The exhibition brought to Fort Worth works that have come to define the Impressionist achievement—paintings that will be familiar even to those who have never visited the Art Institute, since they have been so widely disseminated through reproductions. They include Paris Street; Rainy Day (1877) by Gustave Caillebotte; 7 Cézannes, including Madame Cézanne in a Yellow Chair (1888–90) and The Bathers (1899/1904); 6 works by Degas, including Yellow Dancers (In the Wings) (1874/76) and The Millinery Shop (1879/86); 7 Gauguins, including Arlésiennes (Mistral) (1888) and The Ancestors of Tehamana (1893); 5 Van Goghs, including Self-Portrait (1887) and The Bedroom (1889); 7 Manets, including The Races at Longchamp (1866) and Woman Reading (1877/80); 26 Monets, including 6 paintings of wheatstacks, 4 of London, and 3 of water lilies; 12 Renoirs, including Lunch at the Restaurant Fournaise (1875), Acrobats at the Cirque Fernando (1879), and Two Sisters (On the Terrace) (1881); and 3 Toulouse-Lautrecs, including Moulin de la Galette (1889).

Commented Malcolm Warner, the Kimbell’s acting director: “The Art Institute’s Impressionist collection is truly second to none, and we are honored and excited to be able to show it at the Kimbell. In the beautiful light and noble spaces of Louis Kahn’s galleries, every one of these vital paintings will sing out gloriously. It is a great pleasure to be working with our colleagues at the Art Institute, and we take pride in bringing to the Kimbell an exhibition that any museum in the world would covet.”
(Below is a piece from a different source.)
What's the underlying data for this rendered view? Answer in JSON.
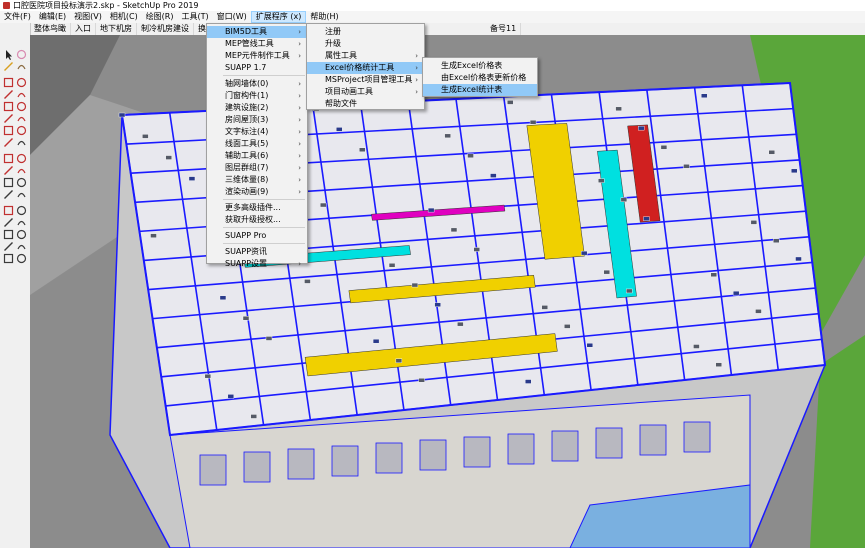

Commented James Cuno, President and Eloise W. Martin Director of the Art Institute of Chicago: “We are thrilled to be collaborating with the Kimbell Art Museum on this exhibition and could not imagine a finer temporary home for these works while their galleries here at the Art Institute are being renovated. The Kimbell is a stunning museum with a first-rate collection, and we know that this exhibition will have a wide and appreciative audience in Fort Worth.”

The Art Institute of Chicago’s Modern Wing opened in 2009 and is devoted primarily to modern and contemporary art. The movement of the modern and contemporary collections into the new building offered the opportunity to reinstall earlier collections—including the Impressionist paintings—in newly renovated galleries. During the renovation, certain collections were moved or put into storage. The temporary relocation of the Impressionist collection created a unique opportunity for the Art Institute’s greatest works to be shown outside its own walls, and the Kimbell was able to seize the moment.

Founded in 1879 as both museum and art school, the Art Institute of Chicago is one of the artistic treasure houses of the world. It has an encyclopedic collection of about 250,000 works of art and is the third largest museum in the United States. The Art Institute’s Impressionist and Post-Impressionist collection has grown since the early 20th century, largely through donations from enlightened Chicago collectors. One of the most remarkable was Bertha Honoré Palmer, wife of Chicago retail tycoon Potter Palmer, who collected with an insatiable appetite for art and was advised by the American artist Mary Cassatt. Many of Palmer’s works, including some that will be seen in this exhibition, entered the museum’s collection in 1922. These holdings were further enriched in 1926 by the Helen Birch Bartlett Memorial Collection, given by the Chicago artist Frederic Clay Bartlett.

The Impressionists: Master Paintings from the Art Institute of Chicago was organized by the Art Institute of Chicago in collaboration with the Kimbell Art Museum. This exhibition was generously supported by J.P. Morgan.